Tyler felt sick. God knew, he had his problems with Logan and with Dylan, too. But damn it, they were trying, both of them. They deserved a shot at hauling the Creed name up out of the mud and building lives for themselves.

They deserved to be happy.

“Let them be,” Tyler warned his father. “If you're real, and not a figment of my imagination like I think you are,
you let Logan and Dylan and their women alone
.
You've caused enough pain—even you ought to be satisfied.”

He'd have sworn he heard Jake laugh, though it was a feeling, not a sound.
What do you figure you can do about it if I don't let them be?

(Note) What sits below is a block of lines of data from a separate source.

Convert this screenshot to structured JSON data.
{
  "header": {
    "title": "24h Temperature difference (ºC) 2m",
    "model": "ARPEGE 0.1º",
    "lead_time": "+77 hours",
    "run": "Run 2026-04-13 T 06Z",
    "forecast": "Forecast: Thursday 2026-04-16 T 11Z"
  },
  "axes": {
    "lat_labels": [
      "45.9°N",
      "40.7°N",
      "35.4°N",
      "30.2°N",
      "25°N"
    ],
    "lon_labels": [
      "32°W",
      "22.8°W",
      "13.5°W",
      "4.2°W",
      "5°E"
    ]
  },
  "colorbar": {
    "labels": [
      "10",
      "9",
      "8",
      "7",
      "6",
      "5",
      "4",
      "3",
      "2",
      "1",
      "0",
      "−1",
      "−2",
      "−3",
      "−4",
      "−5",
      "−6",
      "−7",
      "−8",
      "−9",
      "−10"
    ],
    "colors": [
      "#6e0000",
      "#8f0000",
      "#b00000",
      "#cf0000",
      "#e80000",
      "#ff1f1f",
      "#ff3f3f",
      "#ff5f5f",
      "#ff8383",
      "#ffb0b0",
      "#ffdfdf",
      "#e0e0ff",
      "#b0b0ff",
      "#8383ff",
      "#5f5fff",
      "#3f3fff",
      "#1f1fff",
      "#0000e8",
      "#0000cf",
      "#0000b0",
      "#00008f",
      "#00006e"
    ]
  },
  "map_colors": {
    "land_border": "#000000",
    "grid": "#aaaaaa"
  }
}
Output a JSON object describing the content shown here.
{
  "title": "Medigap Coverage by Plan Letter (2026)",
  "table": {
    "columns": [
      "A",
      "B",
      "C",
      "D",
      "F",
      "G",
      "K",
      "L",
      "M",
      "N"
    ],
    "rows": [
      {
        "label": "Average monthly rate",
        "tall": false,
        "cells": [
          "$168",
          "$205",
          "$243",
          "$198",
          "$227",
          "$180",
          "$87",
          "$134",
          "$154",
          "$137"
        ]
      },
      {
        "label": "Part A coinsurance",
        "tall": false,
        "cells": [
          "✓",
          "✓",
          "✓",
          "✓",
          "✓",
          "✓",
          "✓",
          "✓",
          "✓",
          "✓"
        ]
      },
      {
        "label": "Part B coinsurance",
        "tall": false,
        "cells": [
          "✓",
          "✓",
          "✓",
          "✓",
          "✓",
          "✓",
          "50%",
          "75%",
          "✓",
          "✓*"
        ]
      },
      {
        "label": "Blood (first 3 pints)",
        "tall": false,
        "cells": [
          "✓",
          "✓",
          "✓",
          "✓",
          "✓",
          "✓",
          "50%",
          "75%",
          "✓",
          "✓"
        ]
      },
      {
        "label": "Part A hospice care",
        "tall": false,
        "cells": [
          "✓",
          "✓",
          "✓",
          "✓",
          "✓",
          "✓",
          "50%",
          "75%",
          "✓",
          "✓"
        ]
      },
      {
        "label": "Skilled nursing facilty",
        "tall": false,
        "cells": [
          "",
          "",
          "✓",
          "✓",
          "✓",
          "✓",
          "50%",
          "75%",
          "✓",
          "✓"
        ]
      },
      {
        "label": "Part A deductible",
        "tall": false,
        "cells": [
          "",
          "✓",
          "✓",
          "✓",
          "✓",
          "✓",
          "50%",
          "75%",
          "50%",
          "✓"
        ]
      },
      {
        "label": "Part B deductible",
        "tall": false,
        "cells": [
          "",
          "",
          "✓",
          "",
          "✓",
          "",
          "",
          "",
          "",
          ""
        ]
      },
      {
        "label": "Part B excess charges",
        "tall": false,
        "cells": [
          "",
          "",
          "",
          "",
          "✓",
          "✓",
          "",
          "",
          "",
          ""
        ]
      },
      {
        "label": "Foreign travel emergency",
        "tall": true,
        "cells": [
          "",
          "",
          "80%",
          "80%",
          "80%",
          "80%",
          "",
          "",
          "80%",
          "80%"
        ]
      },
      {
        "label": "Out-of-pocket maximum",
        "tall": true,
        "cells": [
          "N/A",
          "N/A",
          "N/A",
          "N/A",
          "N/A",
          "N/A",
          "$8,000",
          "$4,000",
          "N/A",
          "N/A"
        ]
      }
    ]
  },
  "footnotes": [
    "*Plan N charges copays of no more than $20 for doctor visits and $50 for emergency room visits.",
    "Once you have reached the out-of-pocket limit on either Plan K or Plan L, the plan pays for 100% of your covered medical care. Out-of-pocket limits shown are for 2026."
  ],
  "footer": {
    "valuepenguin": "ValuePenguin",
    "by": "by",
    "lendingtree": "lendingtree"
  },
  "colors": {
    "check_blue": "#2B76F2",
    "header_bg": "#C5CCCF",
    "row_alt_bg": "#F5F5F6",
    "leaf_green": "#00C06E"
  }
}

“I can hunt you to the farthest corner of hell, when my time comes,” Tyler said. “That's what I can do. And
by God, old man, I will.
If it's a hundred years before I kick the bucket, or five minutes, I'll find you, you sorry son of a bitch. And when I get through with you, you'll be running to the devil for pity, because after me, he's going to look real good to you.”

The soundless laugh seemed to fill the cab of that battered truck.

Tyler half expected the windshield to shatter with the force of it.

Tough guy,
Jake mocked.
All three of you think you're so damn tough, just because you won a few buckles at the big rodeo.

“That's more than
you
ever did,” Tyler answered.

You don't know what tough is, boy. And I did plenty.

Something in that last statement sent a weird chill snaking down Tyler's spine, and his hand trembled a little when he reached for the keys, turned them to start the rig. He was making up this entire scenario, processing a lot of old crap he'd always tried to deny, no question about it—but it seemed just a shade too real now.